While the outcome was positive in that the wording was changed to a reference to "the company's security officer", other FreeBSD contributors replied to Lena's bug report by using several derailing tactics. First, Garrett Wollman replied by accusing Lena of heteronormativity for assuming that the man page author was not thinking of a gay female sysadmin who had a girlfriend. Second, Randi Harper replied -- even after the bug had already been fixed -- accusing Lena of "wanting special treatment" as a woman for complaining about sexism. Harper's response was followed by an approving comment from a US Army Sergeant Maxwell Conrad accusing Lena of engaging in "politically correct babble". Conrad's response brought antagonism into what was originally a polite request.
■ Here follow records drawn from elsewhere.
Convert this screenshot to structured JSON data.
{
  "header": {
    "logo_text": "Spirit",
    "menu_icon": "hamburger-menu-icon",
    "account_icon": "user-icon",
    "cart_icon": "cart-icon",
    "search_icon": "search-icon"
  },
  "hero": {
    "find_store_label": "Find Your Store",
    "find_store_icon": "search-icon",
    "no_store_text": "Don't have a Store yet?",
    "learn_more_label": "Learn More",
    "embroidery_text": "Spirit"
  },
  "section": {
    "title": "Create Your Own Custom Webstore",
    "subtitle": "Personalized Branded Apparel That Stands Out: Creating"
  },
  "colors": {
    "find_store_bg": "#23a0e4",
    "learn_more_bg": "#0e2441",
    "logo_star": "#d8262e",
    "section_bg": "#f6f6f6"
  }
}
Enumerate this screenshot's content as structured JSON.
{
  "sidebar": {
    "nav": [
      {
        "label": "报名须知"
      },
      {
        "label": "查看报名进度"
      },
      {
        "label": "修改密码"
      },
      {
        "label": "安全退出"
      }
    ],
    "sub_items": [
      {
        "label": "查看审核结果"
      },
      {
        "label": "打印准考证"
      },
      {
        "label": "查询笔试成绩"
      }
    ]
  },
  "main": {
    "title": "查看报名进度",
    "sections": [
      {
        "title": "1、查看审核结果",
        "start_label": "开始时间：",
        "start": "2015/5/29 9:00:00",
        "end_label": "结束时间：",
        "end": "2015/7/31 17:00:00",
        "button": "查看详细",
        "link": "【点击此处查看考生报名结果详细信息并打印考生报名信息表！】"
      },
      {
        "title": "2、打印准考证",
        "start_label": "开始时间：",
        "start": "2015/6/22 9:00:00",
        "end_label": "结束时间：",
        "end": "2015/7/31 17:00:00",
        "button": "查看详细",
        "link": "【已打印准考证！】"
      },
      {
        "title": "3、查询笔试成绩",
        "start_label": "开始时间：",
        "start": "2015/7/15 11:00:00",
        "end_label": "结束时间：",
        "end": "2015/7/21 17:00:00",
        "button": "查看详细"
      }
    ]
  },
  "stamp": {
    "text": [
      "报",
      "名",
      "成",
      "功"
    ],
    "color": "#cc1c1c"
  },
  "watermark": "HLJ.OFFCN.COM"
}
Harper's Facebook page also referred to her desire not to see "feminist tards" in the open-source community, with approving replies from many people with ordinarily-male names . None of the derailing replies addressed Lena's very valid point that unnecessary, sexist comments in documentation harm the image of the FreeBSD community.
When women silence and shame each other for calling out sexism in open source and receive approval for doing this silencing from male colleagues, the environment continues to be a difficult one for women to challenge sexism in -- underlying the importance of male allies in calling out other men's sexism. When women are attacked by both other women and by men for calling out sexism, that creates a hostile environment that discourages any attempts to improve the climate and to improve the community by welcoming contributors who aren't straight, cis men. And when women in open-source feel that the only way to get approval from men is to attack any woman who challenges sexist behavior, that creates an additional barrier to participation by any women who do not accept the misogynist party line.
The incident also illustrates a double bind when it comes to reporting sexism: if the reporter identifies herself as a woman, as Lena did, she can be accused of "asking to be treated differently." By default, someone presumed to be male would have been assumed to be looking out for the needs of the community in filing an identical bug report, whereas someone who identified herself as female was, merely because of her gender, considered to be looking after only her own needs. On the other hand, the reporter does what Harper suggested (in a comment that itself began with "As a female committer") and "leaves her gender out of it", she can be silenced with the Not a woman tactic.